Evidence based cyclist
Location
Epsom
Other than his comment about RLJers (which even they were very mild compared to many) and the thing about roads being paid for by the motorist I thought it was a good article.

I don't agree with his recommendation of reducing the green man time to 6 seconds, and I'm not sure about bikes turning left on red as I think that's a recipe for confusion but the other stuff was pretty sensible. The flashing ambers in the evening seem to work ok in mainland Europe when I've seen them and as long as there deployment was carefully planned I think they would be advantageous.

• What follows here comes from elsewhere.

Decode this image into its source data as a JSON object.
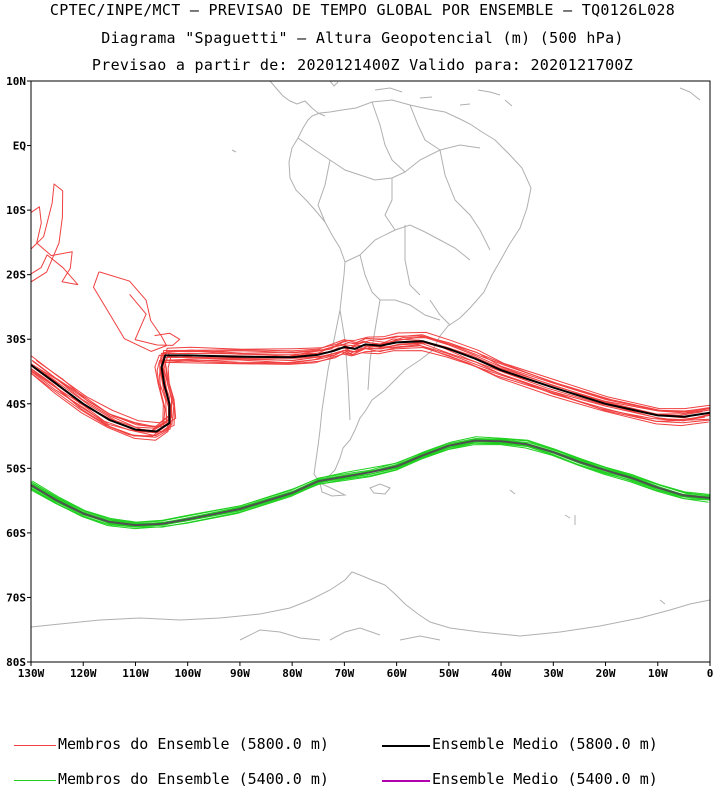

You think it's a good idea to leave it up to driver's judgement whether to proceed through a junction? You clearly have more faith in the ability of the average motorist than I do.
 
I heard on the radio the other day that the estimated cost of repairing all the roads in the country properly would be about £9 billion. What's the point in building more if we can't keep the ones we have in a fit state?
 

Lizban

New Member
The phasing issue is an issue in my mind. Surely it is better to have traffic (by which I mean all road users) moving at steady consitant pace rather than the current race to the next set of lights.

I like the phasing of lights that means the driver on or around teh right speed gets greens and the speeder gets reds.
 

mcshroom

Bionic Subsonic
You think it's a good idea to leave it up to driver's judgement whether to proceed through a junction? You clearly have more faith in the ability of the average motorist than I do.

Maybe I have. The planning of where these are introduced would be the important bit. I appreciate London can be a bit of a special case, but many junctions only need light controls for a few hours of the day. In the evening they are quiet enough to default back to being a normal junction (like is already done with part time signals on some motorway junctions). I don't see the point in running traffic lights at this time of day. Obviously there are also a lot of junctions that require 24hr traffic controls, but many don't.